Residents of Sebei sub-region affected by the mining of pozzolana, a key ingredient in the manufacture of cement, are demanding for compensation from cement companies to relocate to safer areas.
The residents, who are living within a radius of 500 metres from the quarries, say the mining activities have put their lives at a risk due to dust, vibration from machines and flying rocks from sites that have destroyed their houses.
The companies involved in the mining include Tororo Cement, Kampala Cement and Simba Cement.
The mining is taking place in Kapchorwa District in the villages of Chekwatit, Chemangala, Kapchela, Nabugimba, Kaboryat, Kapchekukwo, Papchogo and Pachaka in Kawowo Sub-county.
Mr Fred Chemonges, a resident of Chemagala Village, says the vibration from the machines and flying rocks from the sites have continued to destroy their homes, latrines and water sources.
“We are living in an unconducive environment but no one cares, including our leaders. We used to live in peace when those companies had not started mining activities in this place,” he says. Mr Chemonges says the companies, after acquiring the mining leases, do not mind about fulfilling their obligations such as compensating and resettling the people living within the 500-metre radius of their operations.
“For instance, Tororo Cement has for over 16 years been mining in this area and it has failed to compensate us yet we are now feeling the bad effects of their own activities,” he says.
Mr Moses Manga, a resident of Chekwatiti Village, says the companies always promise them many things but they do not fulfill them.
“They promised to build for us a school, educate our children, resettle and compensate most of us who are living the area but to date, none of these promises have been fulfilled,” he says.
What authorities say
The district chairperson, Mr Christopher Songhor Chepkwurui, acknowledges the residents’ concerns and says they have written to the concerned ministries but are yet to get a response. “Their complaints are genuine and we alerted the concerned ministries.
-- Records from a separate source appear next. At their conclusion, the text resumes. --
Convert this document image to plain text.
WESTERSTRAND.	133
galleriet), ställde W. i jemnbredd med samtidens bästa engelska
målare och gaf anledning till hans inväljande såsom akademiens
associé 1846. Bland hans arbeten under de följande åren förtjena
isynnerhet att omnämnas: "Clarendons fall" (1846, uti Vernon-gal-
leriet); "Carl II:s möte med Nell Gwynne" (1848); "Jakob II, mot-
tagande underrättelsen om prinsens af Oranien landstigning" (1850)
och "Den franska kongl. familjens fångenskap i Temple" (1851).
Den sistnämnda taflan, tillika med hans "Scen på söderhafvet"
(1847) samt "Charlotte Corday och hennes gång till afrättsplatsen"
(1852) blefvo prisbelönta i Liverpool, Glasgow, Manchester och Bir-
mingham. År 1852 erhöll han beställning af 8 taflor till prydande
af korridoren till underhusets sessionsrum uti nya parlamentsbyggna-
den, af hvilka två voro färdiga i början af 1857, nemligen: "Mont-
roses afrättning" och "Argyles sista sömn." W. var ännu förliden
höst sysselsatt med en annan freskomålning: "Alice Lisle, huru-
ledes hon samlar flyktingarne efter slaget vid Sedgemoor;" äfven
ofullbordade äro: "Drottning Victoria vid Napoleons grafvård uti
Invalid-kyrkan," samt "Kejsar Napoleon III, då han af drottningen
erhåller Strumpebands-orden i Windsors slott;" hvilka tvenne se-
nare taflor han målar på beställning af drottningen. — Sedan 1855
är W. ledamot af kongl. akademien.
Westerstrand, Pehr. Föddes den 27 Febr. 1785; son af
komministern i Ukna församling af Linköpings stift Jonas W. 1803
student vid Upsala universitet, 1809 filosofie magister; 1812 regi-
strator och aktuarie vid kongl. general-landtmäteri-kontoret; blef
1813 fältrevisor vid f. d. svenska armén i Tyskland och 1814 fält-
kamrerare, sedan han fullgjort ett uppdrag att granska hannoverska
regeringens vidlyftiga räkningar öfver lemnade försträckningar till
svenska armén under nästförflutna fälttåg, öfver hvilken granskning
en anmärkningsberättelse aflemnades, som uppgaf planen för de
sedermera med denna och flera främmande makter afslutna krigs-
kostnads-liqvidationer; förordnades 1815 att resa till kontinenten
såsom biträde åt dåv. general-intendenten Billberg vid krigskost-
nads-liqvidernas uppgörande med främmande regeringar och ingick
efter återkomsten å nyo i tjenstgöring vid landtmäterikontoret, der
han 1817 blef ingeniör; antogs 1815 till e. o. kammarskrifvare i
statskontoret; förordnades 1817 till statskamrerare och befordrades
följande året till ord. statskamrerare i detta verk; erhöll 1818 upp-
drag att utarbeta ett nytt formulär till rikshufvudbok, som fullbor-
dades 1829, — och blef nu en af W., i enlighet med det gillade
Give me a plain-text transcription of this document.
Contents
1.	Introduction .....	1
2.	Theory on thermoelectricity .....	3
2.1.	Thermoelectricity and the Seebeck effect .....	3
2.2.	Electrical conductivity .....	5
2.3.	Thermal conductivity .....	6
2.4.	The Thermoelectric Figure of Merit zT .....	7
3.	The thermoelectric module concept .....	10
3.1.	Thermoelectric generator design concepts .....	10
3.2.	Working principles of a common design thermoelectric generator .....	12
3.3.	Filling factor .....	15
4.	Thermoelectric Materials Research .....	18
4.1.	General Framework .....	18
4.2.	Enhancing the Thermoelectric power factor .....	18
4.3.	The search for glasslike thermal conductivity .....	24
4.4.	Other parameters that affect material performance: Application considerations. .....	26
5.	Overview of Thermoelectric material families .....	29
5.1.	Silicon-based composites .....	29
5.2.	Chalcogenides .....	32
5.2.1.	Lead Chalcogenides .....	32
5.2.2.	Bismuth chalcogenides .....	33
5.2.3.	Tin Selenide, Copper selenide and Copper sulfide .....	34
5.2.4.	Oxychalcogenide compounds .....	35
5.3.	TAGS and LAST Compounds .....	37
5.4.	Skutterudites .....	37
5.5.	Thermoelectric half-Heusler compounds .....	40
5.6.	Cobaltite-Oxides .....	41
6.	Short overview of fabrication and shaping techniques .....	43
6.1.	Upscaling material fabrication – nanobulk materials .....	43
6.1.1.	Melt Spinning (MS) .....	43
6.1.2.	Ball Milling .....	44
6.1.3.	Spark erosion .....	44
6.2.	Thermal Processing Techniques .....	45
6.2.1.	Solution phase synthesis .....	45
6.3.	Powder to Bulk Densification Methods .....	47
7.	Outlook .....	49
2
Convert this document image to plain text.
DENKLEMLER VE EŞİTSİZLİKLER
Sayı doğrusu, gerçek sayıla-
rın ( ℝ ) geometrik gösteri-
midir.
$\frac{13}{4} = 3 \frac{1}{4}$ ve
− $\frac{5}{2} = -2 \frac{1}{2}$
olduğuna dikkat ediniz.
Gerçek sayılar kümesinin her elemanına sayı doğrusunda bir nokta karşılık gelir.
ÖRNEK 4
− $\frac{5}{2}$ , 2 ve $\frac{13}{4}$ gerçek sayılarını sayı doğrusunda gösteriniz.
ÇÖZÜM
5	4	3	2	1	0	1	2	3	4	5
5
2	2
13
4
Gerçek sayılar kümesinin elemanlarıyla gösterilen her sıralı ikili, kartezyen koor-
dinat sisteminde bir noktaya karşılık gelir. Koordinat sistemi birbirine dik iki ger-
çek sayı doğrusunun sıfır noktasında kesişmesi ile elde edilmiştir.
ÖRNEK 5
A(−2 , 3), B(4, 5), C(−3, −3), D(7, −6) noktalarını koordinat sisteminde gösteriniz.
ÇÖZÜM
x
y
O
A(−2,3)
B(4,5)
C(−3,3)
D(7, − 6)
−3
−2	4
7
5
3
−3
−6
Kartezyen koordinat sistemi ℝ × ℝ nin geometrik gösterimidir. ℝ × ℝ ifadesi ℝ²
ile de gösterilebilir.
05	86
We are following up but government programmes take long,” he says.
Mr Mukuwa Mukwana, the manager at the Simba Cement quarry, says they tried to address the issues raised by the community and also compensated those affected. “It’s true damages do occur but when they do, we try to ensure that the compensation is handled well,” Mr Mukwana says.
But efforts to get a comment from the managing director of Tororo Cement were futile.
The RDC, Ms Jane Frances Kuka, says the residents should formally file their complaint to her office for follow up. “They should report to my office because we appreciate the investors but they should also think about people’s lives,” she says.